У меня не самое плохое положение. Я лежу в клинике, в отдельной палате и нянчу свою обиду, а родной отец, наполовину парализованный после инсульта, не знает, куда я пропала.

И предатель Кирилл будет наслаждаться жизнью? Не бывать этому! Ни за что!

С этого момента думаю только о мести. Я должна вернуть себе все, что потеряла. Должна!

Через неделю я впервые выхожу из палаты. Мне нужен телефон. Срочно! Папка не знает, куда я пропала, наверняка волнуется.

Пациенты, прогуливавшиеся по коридору, с удивлением смотрят на меня. Переглядываются и медсестры. Еще бы! Я откликаюсь на совершенно незнакомое имя и даже не знаю, кто мне его присвоил.

– Итак, Настя, дела у нас идут неплохо, – весело говорит на перевязке Виктор Михайлович. – Посмотри на себя.

Я осторожно заглядываю в зеркало. Теперь бинты сняты, и сбоку виднеется проплешина выбритых волос. А в ее центре – большой красный шрам с торчащими черными нитями.

– Что это? – в ужасе шепчу я.

– Твоя рана. Целых десять швов пришлось наложить. А насчет волос не переживай: отрастут быстро, даже не заметишь.

– Но это… это…

Я не могу больше сдерживать слезы. Они текут по щекам, рвутся криком из горла. Доктор зовет медсестру, та делает укол, и я опять проваливаюсь в долгий сон.

На другой день я останавливаюсь у постовой медсестры.

– Простите…

– Да, вы что-то хотите спросить? – улыбается та.

– Можно мне воспользоваться…

И замолкаю. Что же я делаю? Если я потеряла память, значит и позвонить никому не могу.

– Чем?

– Тонометром. Кажется, у меня поднялось давление.

Несу эту чушь, лишь бы отвести от себя подозрение. Давление действительно оказывается пониженным, мне дают таблетку и отправляют в палату.

Следующий выход получается более успешным. На этот раз я прошу телефон у миловидной девушки с перебинтованной ногой. Она ловко скачет по коридору на костылях и весело с кем-то разговаривает. Когда девушка скрывается за поворотом, откуда не виден пост медсестры, я бросаюсь к ней.

– Разрешите мне позвонить?

Смотрю умоляюще, и девушка протягивает мне мобильник. Я радостно хватаю его, начинаю набирать номер мобильника отца и вдруг понимаю, что не помню его. Совершенно не помню. От паники хочется выть и кричать, но я нахожу в интернете номер приемного покоя клиники и звоню туда.

И сразу новость бьет по голове: папе стало хуже, и его перевели в реанимацию. А так как никто не оплатил за неделю лечение в дорогой клинике, его отправили в государственную больницу.

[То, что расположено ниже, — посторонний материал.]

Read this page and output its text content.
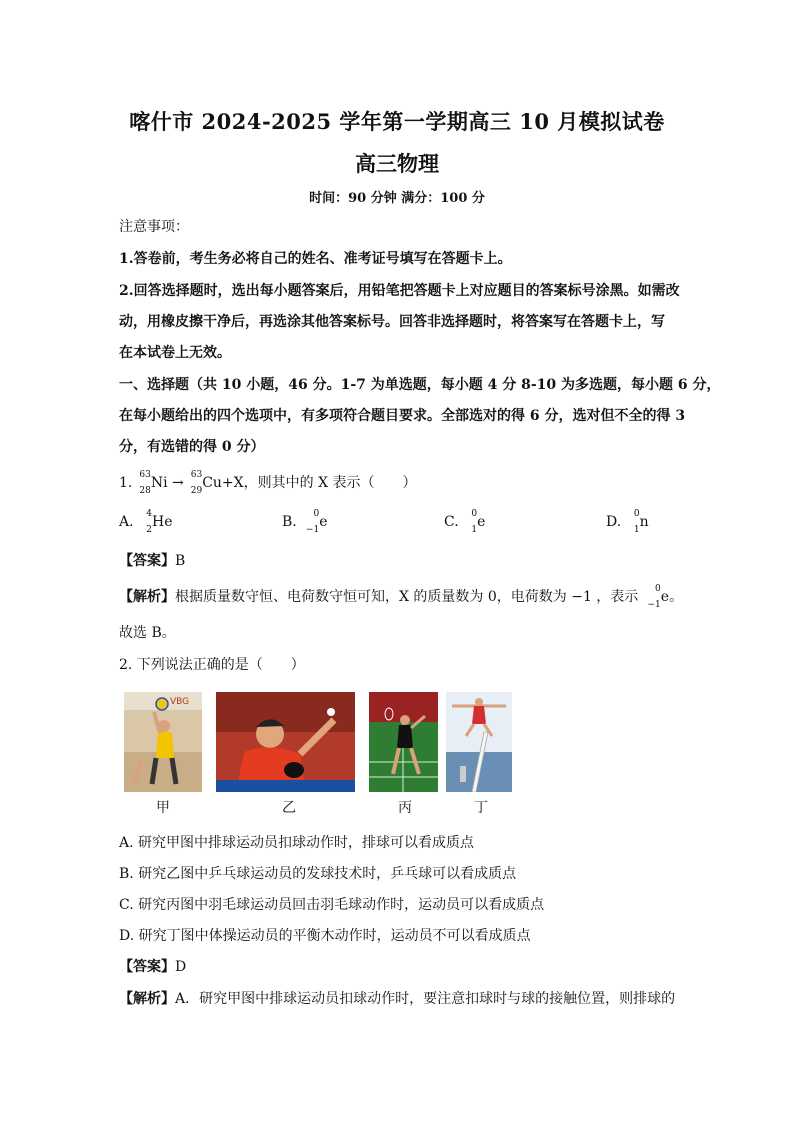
喀什市 2024-2025 学年第一学期高三 10 月模拟试卷
高三物理
时间：90 分钟 满分：100 分
注意事项：
1.答卷前，考生务必将自己的姓名、准考证号填写在答题卡上。
2.回答选择题时，选出每小题答案后，用铅笔把答题卡上对应题目的答案标号涂黑。如需改
动，用橡皮擦干净后，再选涂其他答案标号。回答非选择题时，将答案写在答题卡上，写
在本试卷上无效。
一、选择题（共 10 小题，46 分。1-7 为单选题，每小题 4 分 8-10 为多选题，每小题 6 分，
在每小题给出的四个选项中，有多项符合题目要求。全部选对的得 6 分，选对但不全的得 3
分，有选错的得 0 分）
1. 63
28 Ni → 63
29 Cu+X，则其中的 X 表示（　　）
A. 4
2 He	B. 0
−1 e	C. 0
1 e	D. 0
1 n
【答案】B
【解析】根据质量数守恒、电荷数守恒可知，X 的质量数为 0，电荷数为 −1 ，表示 0
−1 e。
故选 B。
2. 下列说法正确的是（　　）
VBG
甲	乙	丙	丁
A. 研究甲图中排球运动员扣球动作时，排球可以看成质点
B. 研究乙图中乒乓球运动员的发球技术时，乒乓球可以看成质点
C. 研究丙图中羽毛球运动员回击羽毛球动作时，运动员可以看成质点
D. 研究丁图中体操运动员的平衡木动作时，运动员不可以看成质点
【答案】D
【解析】A．研究甲图中排球运动员扣球动作时，要注意扣球时与球的接触位置，则排球的
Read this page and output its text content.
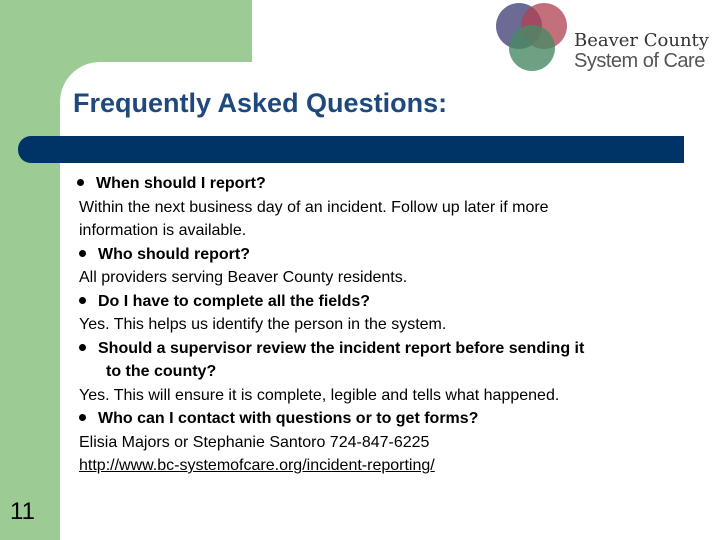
Beaver County
System of Care
Frequently Asked Questions:
When should I report?
Within the next business day of an incident. Follow up later if more
information is available.
Who should report?
All providers serving Beaver County residents.
Do I have to complete all the fields?
Yes. This helps us identify the person in the system.
Should a supervisor review the incident report before sending it
to the county?
Yes. This will ensure it is complete, legible and tells what happened.
Who can I contact with questions or to get forms?
Elisia Majors or Stephanie Santoro 724-847-6225
http://www.bc-systemofcare.org/incident-reporting/
11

Метаться, кричать и рвать на себе остатки волос нет смысла. Мне нужно выбраться из больницы.

Срочно!

Вопрос, что я буду делать без денег, без документов и связи с внешним миром, уже не стоит так остро, как желание немедленно покинуть это здание. Но я даже сбежать не могу: далеко не уйду в больничной пижаме.

Черт! За что жизнь меня так наказывает?

Помощь приходит с неожиданной стороны. Наутро в палате появляется Виктор Михайлович в сопровождении еще одного врача. Смутно вспоминаю, что видела его сразу после аварии. Кажется, был еще и третий доктор с теплыми карими глазами, но за две недели пребывания в клинике я его ни разу больше не видела.

– Что ж, Анастасия Сарафанкина, – мурлычет под нос Виктор Михайлович, измеряя мне давление. – Пора на выписку.

«Сарафанкина? – опешила я. Привыкла, что меня называли только по имени. – И какой идиот дал мне такую фамилию?»

– Я согласна.

– Есть один нюанс, – выглянул из-за головы лечащего врача второй доктор. – Ваша личная одежда пришла в негодность. Можете вы кому-то позвонить и попросить, чтобы вас навестили?

В его зеленых глазах мелькнула хитринка. Наверняка вопрос задает с подвохом в надежде, что я попадусь на его уловку.